Cette petite ritournelle tournait sans cesse dans sa tête. Accoudée au juke-box, Juliette en mourait-elle aussi d'envie. Sa bretelle de son débardeur glissa, dévoilant son épaule. Au comptoir, plusieurs jeunes gens qui discutaient devant leur tasse de café, se donnaient des coups de coude en la regardant. L'un d'entre eux, un beau brun au regard bleu électrique, se tourna vers elle et dévisagea la jeune fille dont ses voisins de comptoir vantaient la beauté tout en chuchotant qu'ils en feraient bien leur quatre-heures. Leurs regards se croisèrent quelques secondes. Une gamine tout juste sortie de l'adolescence, dix-huit-ans, peut-être moins. Craquante avec sa petite fossette au menton et son air boudeur. Elle le dévisageait un air de défi aux lèvres. Stéphane hocha la tête. Trop jeune pour lui. De dix ans son aîné, il laissait le soin à d'autres d'aimer les midinettes, un peu dégoûté, quand même, par les propos graveleux qu'ils tenaient.

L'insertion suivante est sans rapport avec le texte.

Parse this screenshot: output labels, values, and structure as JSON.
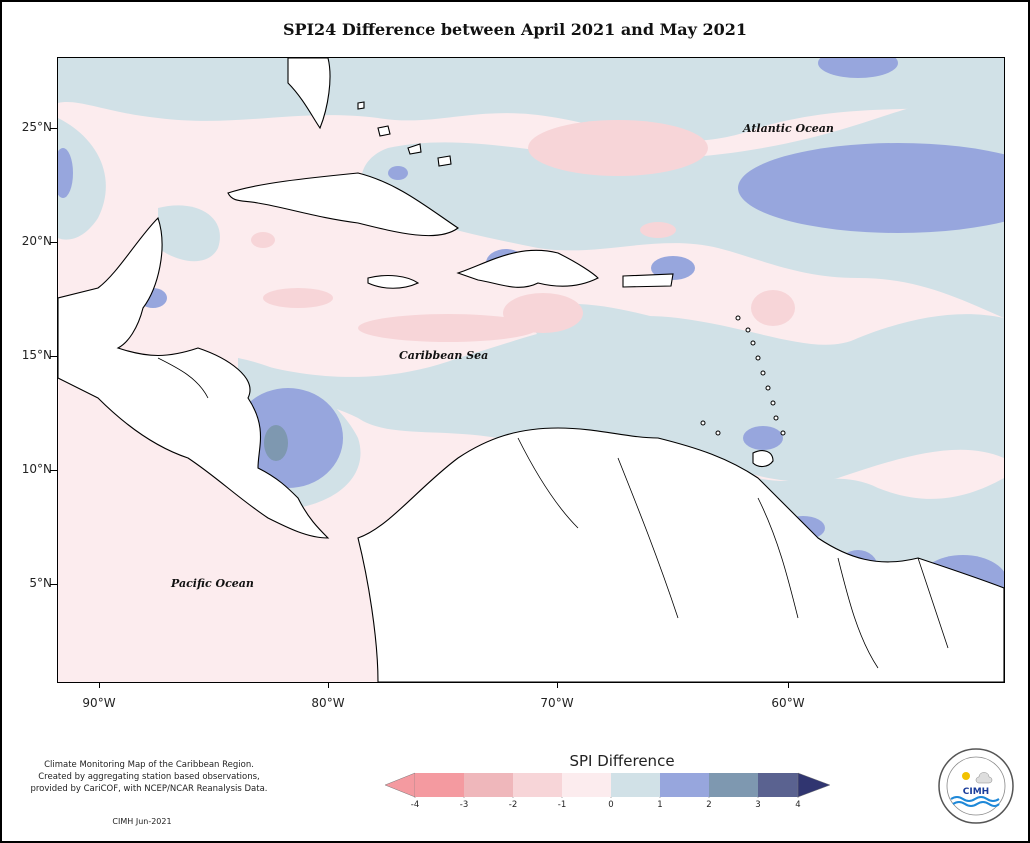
{
  "title": "SPI24 Difference between April 2021 and May 2021",
  "map": {
    "lat_labels": [
      "25°N",
      "20°N",
      "15°N",
      "10°N",
      "5°N"
    ],
    "lon_labels": [
      "90°W",
      "80°W",
      "70°W",
      "60°W"
    ],
    "ocean_labels": {
      "atlantic": "Atlantic Ocean",
      "caribbean": "Caribbean Sea",
      "pacific": "Pacific Ocean"
    }
  },
  "notes": {
    "description_line1": "Climate Monitoring Map of the Caribbean Region.",
    "description_line2": "Created by aggregating station based observations,",
    "description_line3": "provided by CariCOF, with NCEP/NCAR Reanalysis Data.",
    "credit": "CIMH Jun-2021"
  },
  "legend": {
    "title": "SPI Difference",
    "ticks": [
      "-4",
      "-3",
      "-2",
      "-1",
      "0",
      "1",
      "2",
      "3",
      "4"
    ],
    "colors": [
      "#f49aa0",
      "#efb7bb",
      "#f7d5d8",
      "#fcecee",
      "#d1e1e7",
      "#97a6dd",
      "#7e98b0",
      "#5a6290",
      "#303570"
    ]
  },
  "logo": {
    "name": "CIMH"
  }
}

De toute façon, il était trop occupé à séduire sa voisine, la bourgeoise du cinquième. Un petit défi qu'il s'était lancé. Décoincer cette blonde pulpeuse et guindée et l'attirer dans son lit pour la dénuder, la corrompre et lui faire découvrir les délices de la bagatelle. Un challenge de taille qui l'amusait, cette demoiselle tellement hautaine méritait une petite leçon. Son air condescendant l'irritait. Oui, il l'admettrait volontiers, c'était macho, puéril et cruel. Mais il s'ennuyait en ce moment. Depuis qu'Aurélie l'avait plaqué pour épouser un homme plein aux as, il aspirait à se venger des femmes et la nana du cinquième s'avérait être un bon petit substitut d'Aurélie. Blonde, toute en jambes, une poitrine généreuse, de magnifiques atouts physiques, mais d'un snobisme hérissant, elle regardait tout le monde de cet air supérieur dont sont empreints certains individus pour des raisons qui dépassent l'entendement. De nos jours, tout se jouait sur l'apparence, le physique, la profession, l'argent, critères de réussite dans une société décadente où les valeurs morales perdaient leur sens.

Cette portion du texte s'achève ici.